The University’s Health Service and Counseling and Psychological Services offer a variety of resources for students dealing with issues such as stress management, sexual health and depression. And for students who may be dealing with eating disorders, there are more resources now available than in previous years.
To more actively promote healthy body images and lifestyles on campus, UHS established a new program called the Body Peace Corps earlier this year. Kellie Carbone, the program’s healthy eating and body image educator, said she believes students need to shift their perception of what a healthy body looks like.
“We want people to shift from a thin ideal to a healthy ideal,” Carbone said.
About 70 percent of students on campus have struggled with distorted dieting, calorie swapping or full-blown eating disorders, according to Carbone. She said she believes that it is University students’ tendency to strive for perfection in all aspects of their lives that causes many students to engage in disordered eating.
“Students are so used to being at the top of the class, but they come here and are one of many brilliant minds,” Carbone said.
Andrea Lawson, a social worker at CAPS who focuses on eating and body image concerns, wrote in an e-mail interview that about 15 percent of the total students who make use of CAPS express concern with eating and body issues.
Twenty-five percent of the University’s student body most likely suffers from some sort of eating disorder, Lawson wrote, the most common falling into the category of “Eating Disorders Not Otherwise Specified.” Bulimia Nervosa is the second most common disorder, affecting 1 to 3 percent of students here, she said.
CAPS doesn’t keep track of how University students compare to students at other universities, Lawson said.
Julie Stocks, a registered dietician at UHS, said about one-third of her patients struggle with some type of eating disorder. She said her patients aren’t confined to a certain group of the student body but come from all across the University’s many communities.
Stocks said she thinks there are some components of any group setting that may trigger an increase in eating disorders, but in reality it all boils down to whether a person has a predisposition for that type of condition.
“There are so many dynamics when looking at a group,” Stocks said. “There has to be some predisposition to it. There are biological components and peer pressure components.”
Lawson wrote that CAPS has many psychological services students can turn to if they suspect they are suffering from an eating disorder.
“Students can make an appointment with a CAPS counselor, or they could request an Eating Patterns Assessment — a special group of three sessions designed specifically to get a better understanding of the role of food, mood and exercise in the life of a student,” Lawson wrote.
Lawson also described another service at CAPS called Stories of Recovery, which is a support group for students working to overcome eating disorders and is led by professionals in the field.
In addition, staffers at CAPS and UHS work together to treat students who are struggling with eating disorders, as the doctors and registered dieticians at UHS collaborate with the counselors and social workers at CAPS to provide the best treatment plan for students, Stocks said.

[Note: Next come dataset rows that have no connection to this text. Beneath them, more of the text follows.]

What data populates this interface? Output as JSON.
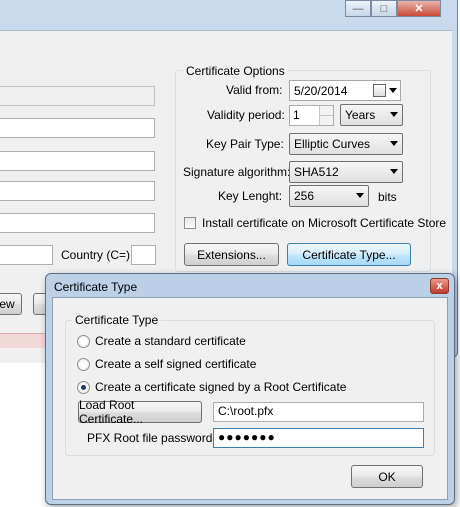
{
  "main_window": {
    "title_buttons": {
      "minimize": "—",
      "maximize": "□",
      "close": "✕"
    },
    "left_fields": {
      "country_label": "Country (C=):",
      "country_value": "",
      "partial_button_label": "ew"
    },
    "certificate_options": {
      "title": "Certificate Options",
      "valid_from_label": "Valid from:",
      "valid_from_value": "5/20/2014",
      "validity_period_label": "Validity period:",
      "validity_period_value": "1",
      "validity_period_unit": "Years",
      "key_pair_type_label": "Key Pair Type:",
      "key_pair_type_value": "Elliptic Curves",
      "signature_algorithm_label": "Signature algorithm:",
      "signature_algorithm_value": "SHA512",
      "key_length_label": "Key Lenght:",
      "key_length_value": "256",
      "key_length_unit": "bits",
      "install_cert_label": "Install certificate on Microsoft Certificate Store",
      "install_cert_checked": false,
      "extensions_button": "Extensions...",
      "certificate_type_button": "Certificate Type..."
    }
  },
  "dialog": {
    "title": "Certificate Type",
    "close_glyph": "x",
    "group_title": "Certificate Type",
    "options": [
      {
        "label": "Create a standard certificate",
        "selected": false
      },
      {
        "label": "Create a self signed certificate",
        "selected": false
      },
      {
        "label": "Create a certificate signed by a Root Certificate",
        "selected": true
      }
    ],
    "load_root_button": "Load Root Certificate...",
    "root_path_value": "C:\\root.pfx",
    "pfx_password_label": "PFX Root file password:",
    "pfx_password_value": "●●●●●●●",
    "ok_button": "OK"
  },
  "colors": {
    "accent": "#3c7fb1",
    "window_frame": "#c9d9ee",
    "client_bg": "#f0f0f0",
    "close_red": "#c0392b"
  }
}
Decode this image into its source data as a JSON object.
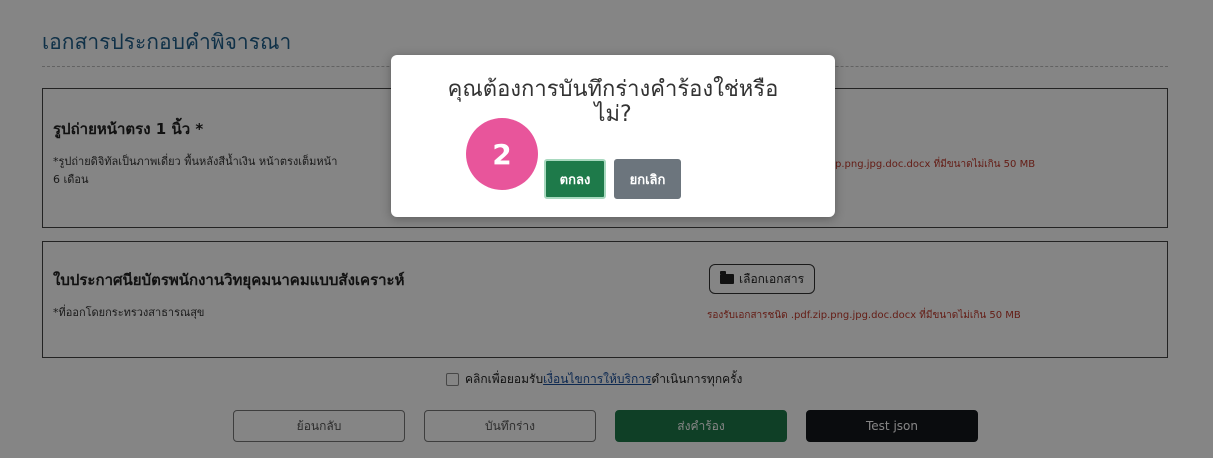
{
  "section": {
    "title": "เอกสารประกอบคำพิจารณา"
  },
  "documents": [
    {
      "name": "รูปถ่ายหน้าตรง 1 นิ้ว *",
      "desc_line1": "*รูปถ่ายดิจิทัลเป็นภาพเดี่ยว พื้นหลังสีน้ำเงิน หน้าตรงเต็มหน้า",
      "desc_line2": "6 เดือน",
      "file_note": "p.png.jpg.doc.docx ที่มีขนาดไม่เกิน 50 MB"
    },
    {
      "name": "ใบประกาศนียบัตรพนักงานวิทยุคมนาคมแบบสังเคราะห์",
      "desc_line1": "*ที่ออกโดยกระทรวงสาธารณสุข",
      "pick_button": "เลือกเอกสาร",
      "file_note": "รองรับเอกสารชนิด .pdf.zip.png.jpg.doc.docx ที่มีขนาดไม่เกิน 50 MB"
    }
  ],
  "agreement": {
    "prefix": "คลิกเพื่อยอมรับ",
    "link": "เงื่อนไขการให้บริการ",
    "suffix": "ดำเนินการทุกครั้ง"
  },
  "footer": {
    "back": "ย้อนกลับ",
    "save_draft": "บันทึกร่าง",
    "submit": "ส่งคำร้อง",
    "test_json": "Test json"
  },
  "modal": {
    "title_line1": "คุณต้องการบันทึกร่างคำร้องใช่หรือ",
    "title_line2": "ไม่?",
    "step_badge": "2",
    "ok": "ตกลง",
    "cancel": "ยกเลิก"
  },
  "colors": {
    "primary_green": "#1e7a4a",
    "title_blue": "#1f5f8b",
    "note_red": "#c0392b",
    "badge_pink": "#e8559b"
  }
}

And though there are many resources for students on campus to help them with these particular issues, Stocks said it is a little more difficult to treat college students than other patients. One of the most effective forms of treatment for people with eating disorders, Stocks said, is the Maudsley method, which relies on a family support system to help a patient through his or her condition.
“Students in college are generally farther away from their family,” Stocks said. “This makes it more of a challenge to treat students in a college setting.”
Some students were surprised by how many students on campus have or have had an eating disorder. LSA freshmen Megan Baker and Brennan Schiller said they haven’t seen a lot of issues with disordered eating on campus, but they have noticed students’ struggles to remain thin.
“I’ve noticed a lot of people are really conscientious, they’ll go work out right after they eat,” Schiller said.
Some studies have claimed that certain groups within a university contribute to increased levels of eating disorders on college campuses. These include a study published in February in Northwestern University’s research journal “Sex Roles,” which suggests that the sorority rush process leads to increased levels of eating disorders and body shame among college-aged women.
The study — called “Here’s Looking at You: Self-Objectification, Body Image Disturbance, and Sorority Rush” — focused on 127 freshman women at “a U.S. Midwestern university,” according to the study’s abstract. The women, some of who went through the process of rush and some who didn’t, took four online surveys about eating habits and self-esteem at four different times during and after the rush process.
The study found that women who went through the rush process responded more positively to the questions about disordered eating and body self-objectification, as compared to more negative responses from women who didn’t participate in rush.
Some University experts, however, are not convinced that this finding is entirely accurate.
Lawson wrote that she believes that eating concerns are an issue in any living community and that the Greek community should not be singled out.
“I think it’s important to reach out to the Greek community around body image and eating concerns, but it’s also important to reach out to all communities at (the University),” Lawson wrote. “Eating disorders affect men and women of all races, ethnicities, socio-economic classes and backgrounds, and aren’t bound to what or who we may think has one.”
LSA freshman Jill Clancy, who went through the recruitment process this semester, said though she never felt any pressure to feel thin or look a certain way, she said many girls are often conscious of their appearances.
“I hate to say this but some (sororities) do have the certain stereotype to be the blonde Barbie,” Clancy said. “I had a good rush experience, but I think a lot of it is about stereotypes.”